Sedangkan jumlah pasien yang dinyatakan positif terinfeksi virus Covid-19 masih terus bertambah. Pada hari ini, Jumat (17/4/2020), jumlah yang positif terinfeksi virus ini bertambah sebanyak 407 orang.
"Dengan begitu, jumlah akumulatif pasien yang sudah terkonfirmasi positif sebanyak 5.923 orang," kata Juru Bicara Penanganan Covid-19, Achmad Yurianto di Gedung BNPB, Jakarta, Jumat (17/4/2020).

Namun dibalik semua itu , juga ada berita gembira . Jumlah kasus sembuh dari virus Covid-19 di Indonesia juga terus menunjukkan peningkatan. Adapun angka pasien yang sembuh dari  Covid-19 juga mengalami penambahan sebanyak 102 orang . Sehingga total saat ini jumlah pasien yang berhasil sembuh dari Covid-19 berjumlah 607 orang.
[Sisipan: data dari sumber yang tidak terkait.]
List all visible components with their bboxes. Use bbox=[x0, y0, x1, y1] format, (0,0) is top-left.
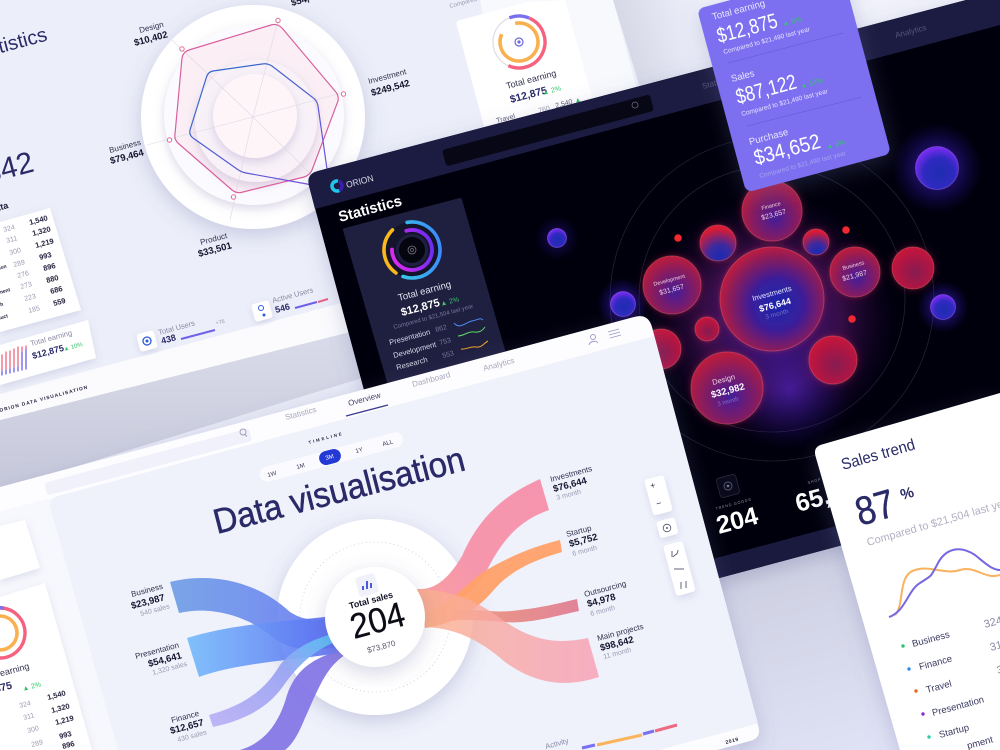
ring chart bbox=[484, 7, 554, 77]
dark statistics card: Compared to $21,504 last year bbox=[393, 304, 474, 331]
dark statistics card: Presentation bbox=[388, 327, 431, 347]
center total: 204 bbox=[346, 595, 409, 647]
sankey backdrop circles bbox=[277, 519, 473, 715]
purple summary card: Purchase bbox=[748, 127, 790, 148]
dark search bar bbox=[442, 94, 654, 166]
radar labels: Investment bbox=[367, 67, 408, 86]
timeline selector: ALL bbox=[382, 439, 394, 448]
dark header tabs: Statistics bbox=[701, 74, 734, 91]
bubble glows bbox=[535, 123, 982, 450]
total users stat: +76 bbox=[215, 319, 226, 327]
sidebar earning card: 1,320 bbox=[50, 701, 71, 715]
purple summary card: $34,652 bbox=[751, 130, 823, 170]
sidebar earning card: 1,219 bbox=[54, 713, 75, 727]
bubble labels: $21,987 bbox=[842, 270, 868, 283]
bubble labels: 3 month bbox=[765, 308, 790, 321]
radar labels: Product bbox=[199, 231, 229, 247]
dark statistics card: ▲ 2% bbox=[440, 296, 460, 308]
center total bbox=[325, 567, 425, 667]
bubble labels: Business bbox=[842, 260, 865, 272]
sankey labels: right: 11 month bbox=[603, 647, 632, 661]
panel shell bbox=[0, 316, 759, 750]
total earning card: ▲ 2% bbox=[542, 85, 562, 97]
radar labels: Design bbox=[138, 20, 165, 35]
purple summary card: $87,122 bbox=[733, 71, 799, 109]
data table card: 1,219 bbox=[34, 236, 55, 250]
zoom controls: + bbox=[649, 480, 657, 491]
dark statistics card: Development bbox=[392, 340, 438, 360]
purple summary card: Compared to $21,490 last year bbox=[723, 26, 812, 56]
legend list: Startup bbox=[938, 722, 970, 741]
tabs: Analytics bbox=[482, 356, 515, 373]
sankey labels: right bbox=[549, 464, 644, 661]
sidebar bbox=[0, 498, 118, 750]
sankey chart: outflows bbox=[417, 479, 599, 683]
dark statistics card: 862 bbox=[435, 324, 448, 334]
legend list: Finance bbox=[918, 654, 953, 673]
dark header band bbox=[308, 0, 1000, 209]
footer strip bbox=[0, 218, 680, 420]
data table card: 896 bbox=[42, 261, 57, 273]
bubbles bbox=[641, 181, 934, 424]
logo: Orion bbox=[330, 173, 375, 193]
right sidebar strip bbox=[480, 0, 680, 285]
sidebar earning card: 324 bbox=[19, 700, 32, 710]
sales trend card bbox=[815, 393, 1000, 750]
tabs: Overview bbox=[347, 391, 382, 408]
purple bubbles bbox=[548, 146, 958, 320]
total users stat: Total Users bbox=[157, 318, 196, 337]
sidebar earning card: 993 bbox=[58, 729, 73, 741]
data table card bbox=[0, 208, 81, 332]
sankey labels: right: Startup bbox=[565, 523, 593, 539]
purple summary card bbox=[697, 0, 891, 193]
bubble labels: Investments bbox=[751, 284, 793, 303]
data table card: 273 bbox=[20, 281, 33, 291]
data table card: 1,540 bbox=[28, 213, 49, 227]
trend goods stat: 204 bbox=[713, 502, 761, 540]
data table card: 223 bbox=[24, 293, 37, 303]
bubble labels: $31,657 bbox=[659, 284, 685, 297]
legend list bbox=[901, 615, 1000, 750]
bubble labels: $32,982 bbox=[710, 381, 746, 401]
bubble labels: Development bbox=[653, 274, 686, 288]
sidebar ring chart bbox=[0, 608, 25, 658]
bubble labels: Design bbox=[711, 372, 736, 387]
active users stat: 546 bbox=[274, 301, 291, 315]
sankey labels: left: $12,657 bbox=[169, 717, 205, 737]
data table card: 880 bbox=[45, 273, 60, 285]
icon: dark search bbox=[632, 102, 638, 108]
sankey chart: inflows bbox=[170, 578, 345, 750]
sankey labels: right: $4,978 bbox=[586, 592, 617, 610]
radar labels: $33,501 bbox=[197, 240, 234, 260]
radar labels: $10,402 bbox=[133, 29, 169, 49]
active users stat bbox=[251, 285, 328, 322]
shop stat: 65, bbox=[792, 482, 833, 518]
sankey labels: right: 6 month bbox=[590, 605, 616, 618]
sidebar earning card: 300 bbox=[27, 725, 40, 735]
shadow backdrop: between panels bbox=[0, 310, 420, 490]
sales trend card: % bbox=[898, 484, 916, 504]
activity bar bbox=[544, 725, 677, 750]
dark ring chart bbox=[373, 211, 451, 289]
shadow backdrop: lower right bbox=[700, 480, 1000, 750]
shadow backdrop: top right bbox=[613, 0, 1000, 120]
sankey labels: left: 430 sales bbox=[177, 729, 208, 744]
data table card: 324 bbox=[3, 224, 16, 234]
dark statistics card bbox=[345, 200, 503, 385]
sankey labels: left: Presentation bbox=[134, 641, 180, 661]
sankey labels: right: Investments bbox=[549, 464, 593, 484]
content area bbox=[50, 336, 758, 750]
total earning card: Travel bbox=[496, 113, 516, 125]
panel: light radar dashboard bbox=[0, 0, 680, 420]
total earning card: ▲ bbox=[574, 96, 582, 105]
timeline selector: 3M bbox=[325, 454, 335, 462]
data table card: 686 bbox=[49, 284, 64, 296]
purple summary card: ▲ 8% bbox=[782, 16, 802, 28]
sankey labels: left: 540 sales bbox=[140, 603, 171, 618]
sales trend card: 87 bbox=[850, 482, 900, 535]
sankey labels: left: Business bbox=[130, 582, 164, 599]
line chart bbox=[889, 549, 1000, 617]
radar labels: Business bbox=[108, 138, 142, 155]
timeline selector: 1M bbox=[296, 463, 306, 471]
legend list: Travel bbox=[925, 679, 953, 696]
total earning card bbox=[456, 0, 592, 130]
zoom controls bbox=[644, 475, 696, 596]
center total: Total sales bbox=[348, 590, 394, 611]
tabs bbox=[284, 356, 515, 422]
sankey labels: left: $23,987 bbox=[130, 592, 166, 612]
panel: dark Orion dashboard bbox=[308, 0, 1000, 654]
timeline selector bbox=[258, 431, 405, 483]
search bar bbox=[44, 428, 252, 496]
total earning card: Total earning bbox=[505, 68, 557, 91]
orbit rings bbox=[610, 137, 934, 461]
purple summary card: Sales bbox=[730, 68, 756, 85]
tabs: Statistics bbox=[284, 405, 317, 422]
sankey labels: right: Outsourcing bbox=[583, 579, 627, 599]
data table card: 276 bbox=[17, 270, 30, 280]
footer label: ORION DATA VISUALISATION bbox=[0, 384, 89, 414]
dark statistics card: Total earning bbox=[397, 279, 452, 304]
sidebar earning card: 1,540 bbox=[46, 688, 67, 702]
sidebar earning card: ▲ 2% bbox=[22, 681, 42, 693]
purple summary card: ▲ 9% bbox=[826, 139, 846, 151]
sankey labels: right: Main projects bbox=[596, 622, 644, 643]
purple summary card: Compared to $21,490 last year bbox=[741, 88, 830, 118]
timeline selector: 1Y bbox=[355, 447, 364, 455]
bubble labels bbox=[653, 201, 868, 408]
sankey labels: left bbox=[130, 582, 208, 744]
sales trend card: Sales trend bbox=[839, 437, 917, 474]
dark header tabs bbox=[701, 23, 927, 91]
timeline selector: 1W bbox=[267, 471, 278, 479]
icon: sliders bbox=[608, 329, 621, 338]
total users stat: 438 bbox=[160, 332, 177, 346]
data table card: 993 bbox=[38, 250, 53, 262]
sidebar earning card bbox=[0, 583, 92, 750]
trend goods stat bbox=[713, 474, 761, 540]
sankey labels: left: 1,320 sales bbox=[152, 661, 189, 677]
total earning card: $12,875 bbox=[509, 84, 549, 106]
panel: data visualisation dashboard bbox=[0, 316, 759, 750]
active users stat: Active Users bbox=[271, 285, 314, 305]
logo: Orion: ORION bbox=[345, 173, 375, 190]
legend list: Presentation bbox=[931, 694, 985, 719]
sparklines bbox=[454, 319, 488, 349]
year label: 2019 bbox=[725, 737, 740, 746]
dark header tabs: Analytics bbox=[894, 23, 927, 40]
earning mini card: $12,875 bbox=[31, 343, 65, 361]
heading: dark Statistics: Statistics bbox=[337, 193, 404, 226]
bubble labels: Finance bbox=[761, 201, 781, 212]
sidebar earning card: 289 bbox=[31, 739, 44, 749]
earning mini card bbox=[0, 320, 96, 385]
trend goods stat: TREND GOODS bbox=[715, 498, 752, 511]
red dots bbox=[660, 226, 856, 401]
dark statistics card: Research bbox=[395, 355, 429, 372]
shop stat: SHOP bbox=[807, 477, 822, 485]
data table card: 559 bbox=[52, 296, 67, 308]
legend list: Business bbox=[911, 629, 951, 650]
tabs: Dashboard bbox=[411, 370, 451, 389]
dark statistics card: $12,875 bbox=[400, 297, 441, 319]
center total: $73,870 bbox=[366, 639, 397, 655]
radar labels bbox=[108, 0, 411, 260]
purple summary card: ▲ 12% bbox=[800, 77, 824, 90]
data table card: 289 bbox=[13, 259, 26, 269]
earning mini card: Total earning bbox=[29, 328, 73, 348]
icon: user bbox=[589, 334, 598, 345]
sidebar earning card: 311 bbox=[23, 712, 35, 722]
dark footer band bbox=[430, 482, 1000, 654]
earning mini card: ▲ 10% bbox=[63, 342, 84, 353]
sankey labels: right: $98,642 bbox=[599, 634, 635, 654]
sidebar summary card bbox=[0, 520, 40, 580]
radar labels: $249,542 bbox=[370, 78, 411, 99]
sankey labels: right: $5,752 bbox=[568, 532, 599, 550]
data table card: 185 bbox=[28, 305, 41, 315]
sankey labels: left: Finance bbox=[170, 709, 201, 725]
bubble labels: $23,657 bbox=[761, 209, 787, 222]
sankey labels: right: 3 month bbox=[556, 489, 582, 502]
bubble labels: 3 month bbox=[717, 397, 739, 408]
purple summary card: Compared to $21,490 last year bbox=[759, 150, 848, 180]
icon: search bbox=[240, 429, 247, 436]
timeline selector: TIMELINE bbox=[308, 431, 344, 445]
zoom controls: − bbox=[655, 498, 663, 509]
data table card: 300 bbox=[9, 247, 22, 257]
data table card: 1,320 bbox=[31, 224, 52, 238]
radar chart bbox=[141, 5, 365, 229]
total earning card: 760 bbox=[538, 105, 551, 115]
total earning card: 2,540 bbox=[555, 99, 574, 110]
sankey labels: right: $76,644 bbox=[552, 475, 589, 495]
data table card: 311 bbox=[6, 235, 18, 245]
title: Data visualisation bbox=[209, 440, 469, 542]
sankey labels: left: $54,641 bbox=[147, 650, 184, 670]
bubble labels: $76,644 bbox=[758, 296, 792, 314]
bubble chart bbox=[535, 123, 982, 461]
total users stat bbox=[136, 318, 226, 352]
sankey labels: right: 6 month bbox=[572, 545, 598, 558]
bar chart bbox=[2, 346, 26, 375]
dark statistics card: 753 bbox=[439, 337, 452, 347]
dark statistics card: 553 bbox=[442, 350, 455, 360]
radar labels: $79,464 bbox=[109, 147, 146, 167]
purple summary card: $12,875 bbox=[714, 10, 780, 48]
Data ini berdasarkan jumlah yang tercatat pada Kamis 16 April 2020 pukul 12.00 WIB hingga Jumat (17/4/2020) pukul 12.00 WIB waktu di wama88

Perangi Corona Dengan Inovasi

Corona

Untuk memerangi Covid-19 dan mencegah agar jumlah pasien yang meninggal duania akibat Covid-19 tidak semakin bertambah , Menteri Dalam Negeri Tito Karnavian berharap di masa pandemi virus Covid-19 ini , kita banyak melakukan inovasi.
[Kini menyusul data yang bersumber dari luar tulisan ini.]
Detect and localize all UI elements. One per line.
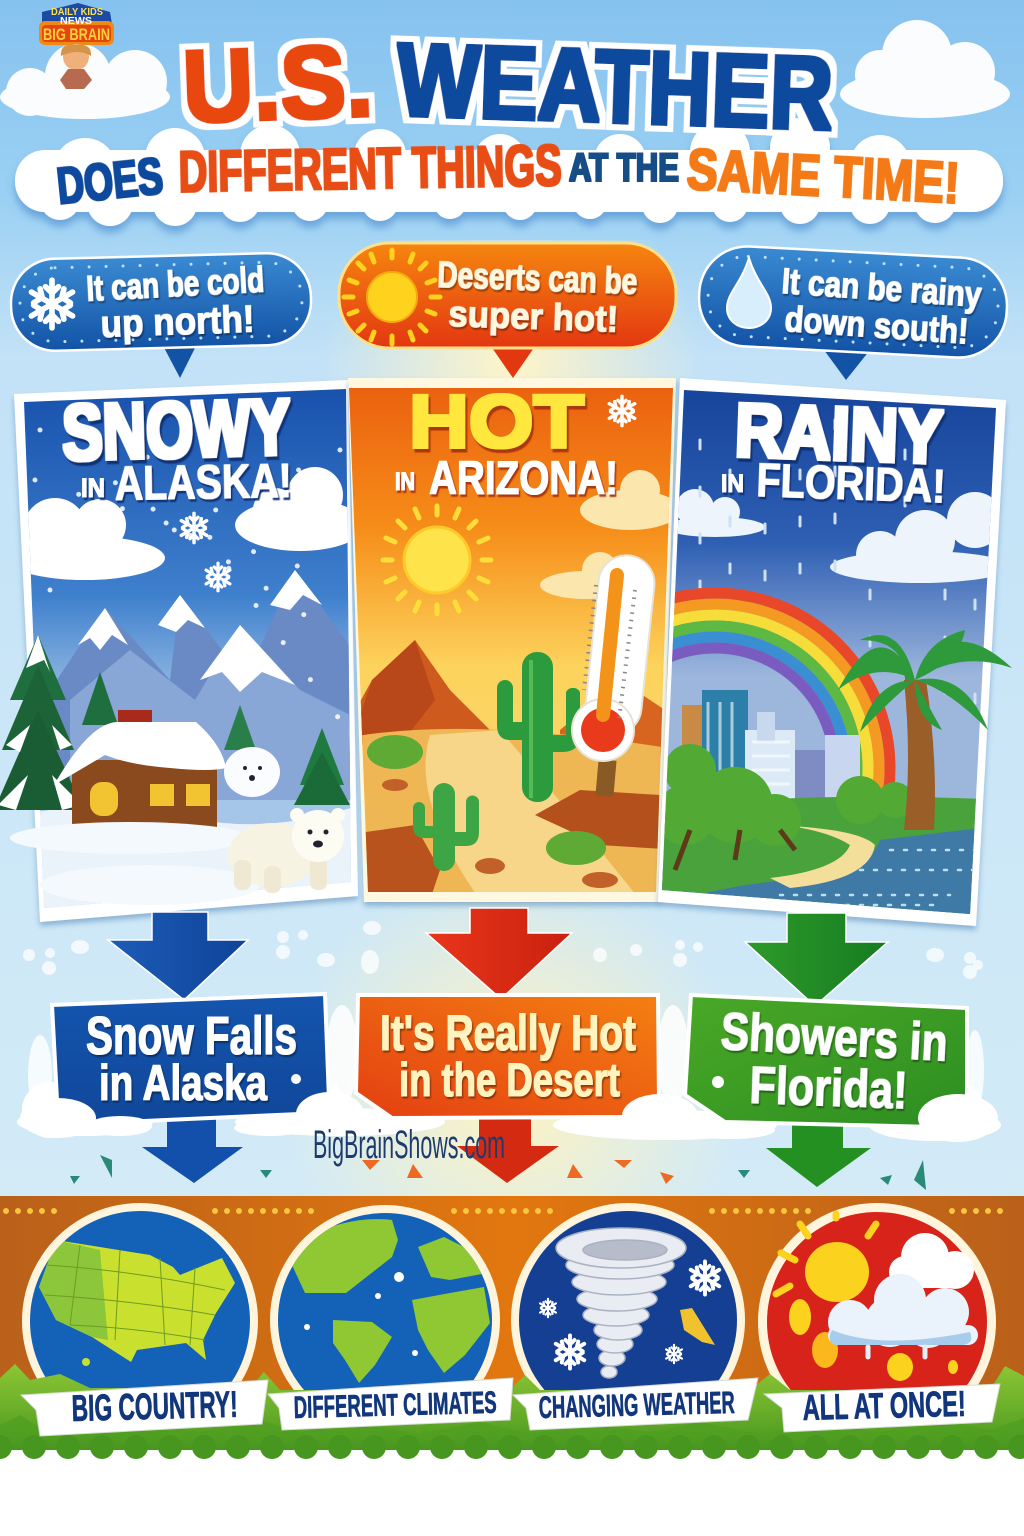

Hal ini diungkapkannya saat menerima bantuan berupa peralatan medis dan bahan untuk hand sanitizer dari PT Wilmar Nabati Indonesia dan Tanoto Foundation. Di mana, PT Wilmar, mengkonversi bahan minyak kelapa sawit menjadi hand sanitizer.

"PT Wilmar adalah salah contoh sukses dari konversi pabrik minyak goreng menjadi produsen deterjen sebagai alat perang melawan Covid-19," tutur Tito dalam sebuah siaran yang diunggah di Youtube Livestreaming Kemendagri, Jumat (17/4/2020).

Bahkan dia mendorong agar para produsen alkohol atau minuman keras melakukan inovasi hal serupa.
Melakukan inovasi untuk hal yang positif guna memerangi Corona Covid-19

"Produk alkohol banyak juga kita, Corona Covid-19 ini mati dengan alkohol, tapi alkoholnya harus diatas 65 persen ke atas lah. Ini negara tropis, banyak pohon kelapa, pohon nira, perusahaan-perusahaan kimia, alkohol juga ada, yang home industri juga banyak sekali," ungkap Tito.

"Tapi tadinya dipakai buat minuman, dipakai buat arak, dipakai buat ballo (miras daerah), pakai buat tuak, dibuat cap tikus, ini dialihkan, berhenti minuman-minuman itu, alihkan membuat alkohol sanitizer untuk antiseptik," lanjut dia.

Semua Pihak Harus Terlibat

Menurut dia, semua pihak harus terlibat, dalam melawan virus Corona Covid-19 ini.

"Kita harus all out semua baik pemerintah, swasta, masyarakat juga bergerak semua untuk memproduksi alat perang kita menghadapi Covid-19," pungkasnya.